Intanto però anche la bella scelta di “scendere in campo” contro il covid donando in beneficenza il ricavato delle “multe” dello spogliatoio: “Questa cosa della donazione delle nostre “multe” racimolate durante l’anno è scaturita da un’idea comune lanciata per di più sul nostro gruppo da uno dei ragazzi più giovani della squadra. Sicuramente è stato un gesto che nessuno ci ha obbligato a fare e per il quale non abbiamo voluto fare troppa pubblicità, se non rendere partecipe e mettere a conoscenza la nostra società. A livello personale mi ha fatto capire ancor di più la generosità dei ragazzi che fanno parte del nostro gruppo”.
Poi un’occhiata alla stagione non troppo esaltante in casa galluzzina: “Quest’annata era partita con tutti i presupposti del caso, di sicuro non c’eravamo certo nascosti ai nastri di partenza e dovevamo essere una delle favorite del girone. Sono arrivati in gruppo giocatori importanti però purtroppo non siamo riusciti a fare quello che era nelle nostre potenzialità. Sicuramente dobbiamo fare un po’ tutti un “mea culpa”, anche se nel periodo clou della stagione dobbiamo dire che abbiamo avuto una serie di infortuni di giocatori fondamentali per noi, che certamente non hanno aiutato l’evolversi del nostro cammino”

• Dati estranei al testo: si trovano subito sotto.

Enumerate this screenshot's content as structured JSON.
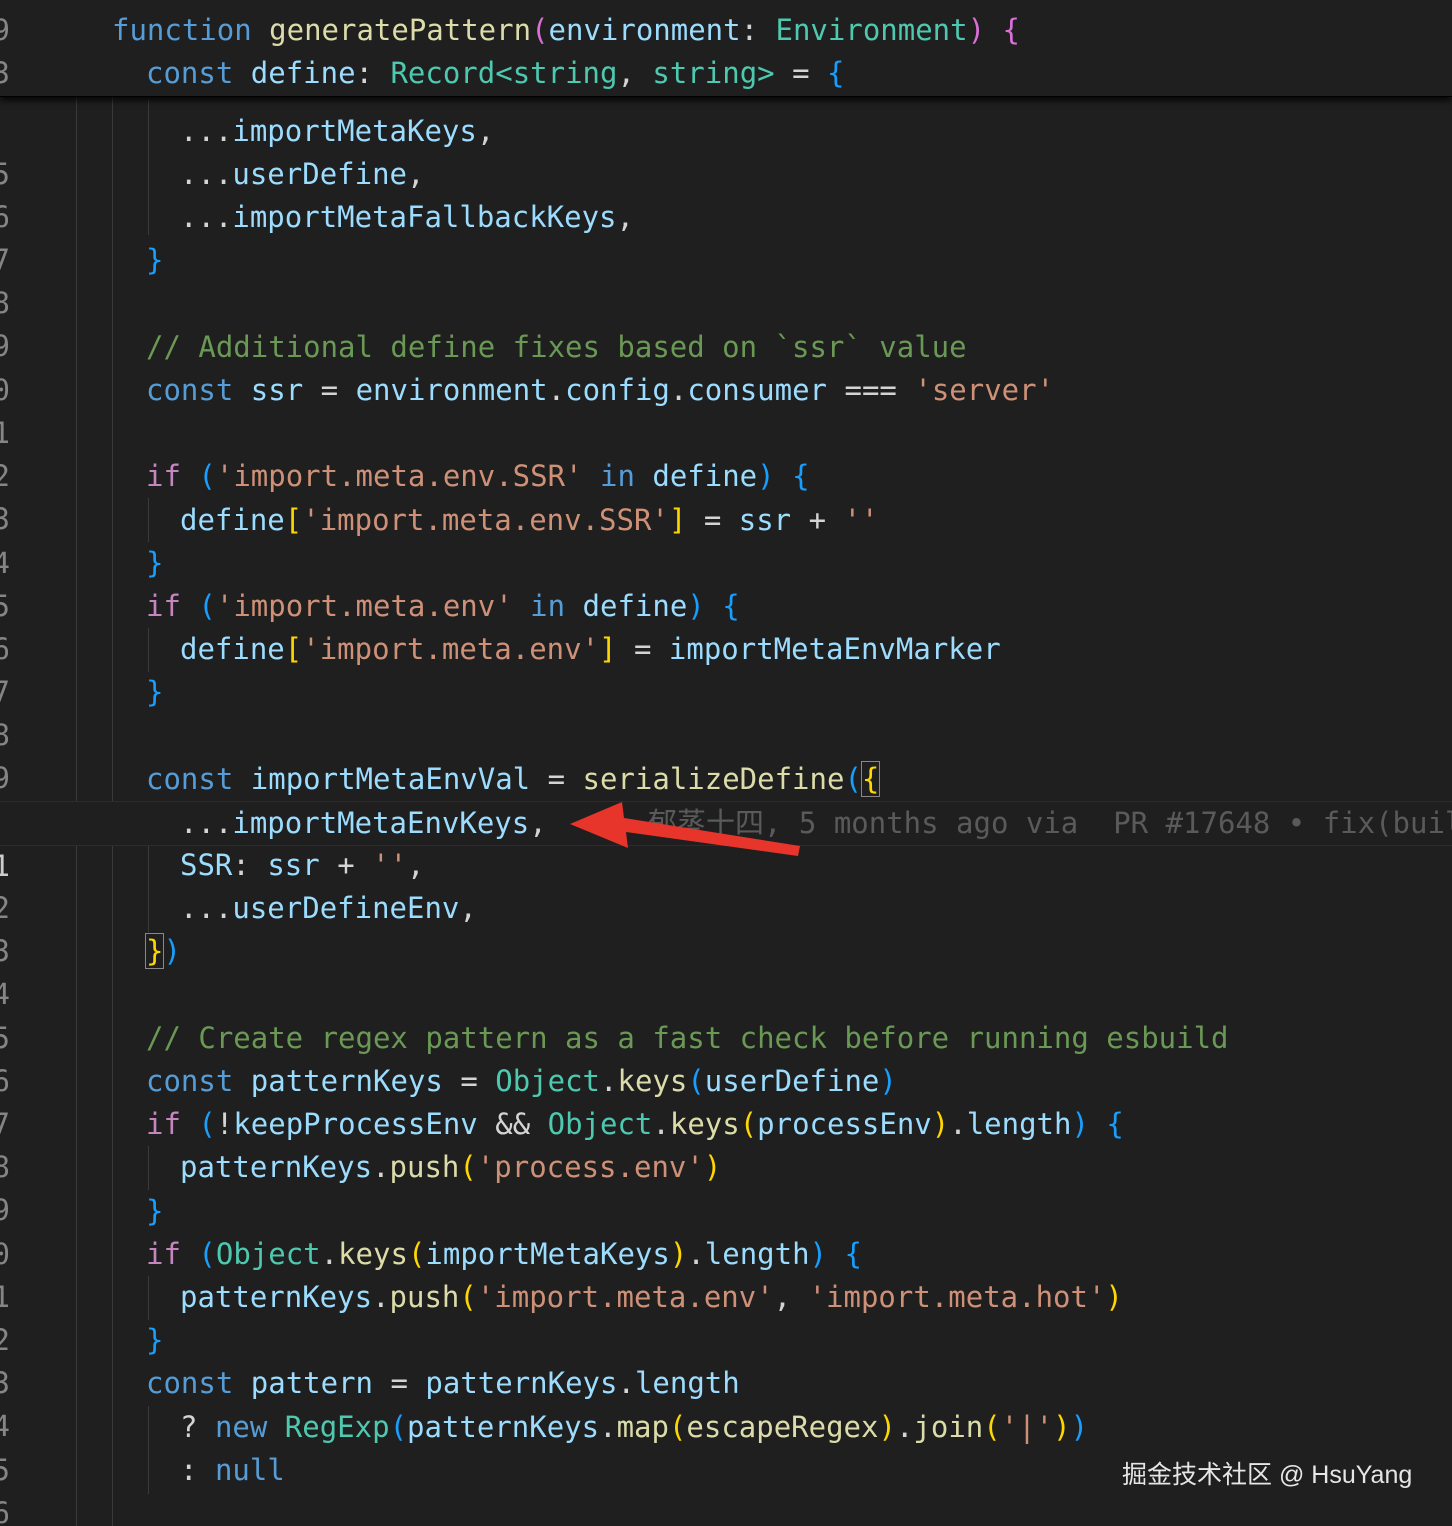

“Ormai questa in corso è la settima stagione con la maglia gialloblu – racconta – che dire di questi sette anni? ci sono diverse cose che porto e porterò sempre con me: dai primi anni di Prima Categoria quando le squadre costruite erano composte da giocatori davvero importanti per la categoria, per proseguire poi con le ultime tre stagioni di Promozione in cui abbiamo dimostrato di essere altrettanto competitivi, arrivando nelle precedenti stagioni vicini alla zona per il salto di categoria. Di sicuro ogni annata è stata particolare e bella a modo suo ed aver ereditato da sei anni la fascia da capitano del mio amico Andrea Migliorini mi riempie di orgoglio, oltre ad essere la squadra del paese in cui abito”.